People tend to read character traits, such as trustworthiness or aggression, from faces—though over and over, psychologists have demonstrated that those inferences are often wrong, and in many cases will reinforce an observer’s stereotypes.

Masks may exacerbate the problem. Black men have been targeted recently for wearing masks in public, and many fear more racial profiling from police.
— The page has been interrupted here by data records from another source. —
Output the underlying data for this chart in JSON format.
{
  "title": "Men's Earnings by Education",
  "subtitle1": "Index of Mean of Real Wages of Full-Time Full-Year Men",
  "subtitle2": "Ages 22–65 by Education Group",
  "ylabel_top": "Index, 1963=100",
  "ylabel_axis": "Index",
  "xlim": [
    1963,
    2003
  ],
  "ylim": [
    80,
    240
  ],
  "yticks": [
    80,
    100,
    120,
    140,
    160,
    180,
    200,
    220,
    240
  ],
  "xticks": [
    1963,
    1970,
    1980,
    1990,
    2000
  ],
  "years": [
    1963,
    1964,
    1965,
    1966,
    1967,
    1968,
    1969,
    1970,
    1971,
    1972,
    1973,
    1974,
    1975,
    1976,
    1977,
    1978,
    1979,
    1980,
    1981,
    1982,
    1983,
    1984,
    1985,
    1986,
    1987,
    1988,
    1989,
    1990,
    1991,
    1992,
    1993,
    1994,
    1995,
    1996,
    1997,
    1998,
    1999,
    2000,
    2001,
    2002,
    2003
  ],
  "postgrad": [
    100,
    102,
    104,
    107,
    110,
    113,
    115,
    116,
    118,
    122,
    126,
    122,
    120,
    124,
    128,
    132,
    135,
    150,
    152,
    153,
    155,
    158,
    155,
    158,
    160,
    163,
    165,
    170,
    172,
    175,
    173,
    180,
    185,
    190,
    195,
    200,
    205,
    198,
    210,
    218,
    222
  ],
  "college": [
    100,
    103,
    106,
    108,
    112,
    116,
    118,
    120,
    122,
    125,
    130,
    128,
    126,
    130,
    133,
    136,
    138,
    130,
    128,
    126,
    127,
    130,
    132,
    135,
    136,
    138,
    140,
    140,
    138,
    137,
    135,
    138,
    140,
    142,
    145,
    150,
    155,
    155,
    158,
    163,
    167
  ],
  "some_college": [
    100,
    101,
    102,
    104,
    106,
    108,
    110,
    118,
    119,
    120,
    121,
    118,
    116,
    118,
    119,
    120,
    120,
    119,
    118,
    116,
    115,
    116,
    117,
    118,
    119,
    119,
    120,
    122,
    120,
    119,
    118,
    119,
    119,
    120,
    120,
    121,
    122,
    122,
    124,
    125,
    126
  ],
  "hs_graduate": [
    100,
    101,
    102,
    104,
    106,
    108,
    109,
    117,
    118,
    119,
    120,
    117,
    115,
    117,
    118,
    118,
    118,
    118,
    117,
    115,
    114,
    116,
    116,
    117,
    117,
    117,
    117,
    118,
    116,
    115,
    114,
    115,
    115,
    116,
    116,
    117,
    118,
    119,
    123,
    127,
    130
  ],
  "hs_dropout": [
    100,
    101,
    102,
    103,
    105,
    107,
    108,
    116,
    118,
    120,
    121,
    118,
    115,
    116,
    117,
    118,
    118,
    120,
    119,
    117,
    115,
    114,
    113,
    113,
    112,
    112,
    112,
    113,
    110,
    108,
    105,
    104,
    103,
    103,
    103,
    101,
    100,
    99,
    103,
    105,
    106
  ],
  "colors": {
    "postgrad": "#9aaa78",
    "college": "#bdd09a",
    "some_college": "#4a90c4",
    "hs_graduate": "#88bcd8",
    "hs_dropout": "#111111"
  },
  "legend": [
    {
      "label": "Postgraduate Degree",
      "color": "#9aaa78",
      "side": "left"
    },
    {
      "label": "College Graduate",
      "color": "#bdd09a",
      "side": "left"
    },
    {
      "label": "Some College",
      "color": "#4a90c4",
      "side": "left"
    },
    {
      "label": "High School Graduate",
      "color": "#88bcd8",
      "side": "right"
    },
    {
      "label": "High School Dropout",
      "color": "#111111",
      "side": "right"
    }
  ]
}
Chinese-Americans have reported harassment and discrimination whether or not they’re wearing masks.

On the bus, Xiao felt the weight of that stereotyping so strongly that she knew she needed to disembark. The irony, she says, is that to her, a mask is a signal of social solidarity.

“When everyone is wearing masks, I feel respected,” she says. “The message is: I’m protecting you, you’re protecting me, I can feel safe.”

Masks take on more new meanings now

The message that this virus is a collective problem that mask-wearing can help address has slowly taken root during the past few weeks in Western countries unaccustomed to the practice.

Widespread use of masks is critical not just for health reasons but also for social ones, says Mitsutoshi Horii, a researcher at the U.K.’s Chaucer College and Japan’s Shumei University. When only sick people or the particularly vulnerable wear masks, it singles them out, making them targets for fear and stigma. Masks also play a personal role for wearers, offering a sense of agency and control in a world where routines have been upended by the virus, Horii says. (Find out what works for DIY masks and what doesn’t.)

And by spreading the culture and practice of mask-wearing, people are showing solidarity with each other, cooperating to ease the strain on their fellow humans. In an April survey conducted immediately after the CDC’s most recent guidance, 39 percent of respondents reported buying a mask, and 44 percent said they’d worn one outside recently. (Why did 17th-century doctors wear these weird beaked masks during the plague?)

Gordon Kraft-Todd, a researcher at Boston College’s Morality Lab, also sees mask-wearing as an impulse to engage in a larger movement.

“There’s this cooperation aspect in wearing masks, a sense of contributing to the public good,” he says. “Anyone can say anything they want about their values, and often there’s no consequence—but there’s certain kinds of actions that show your beliefs.”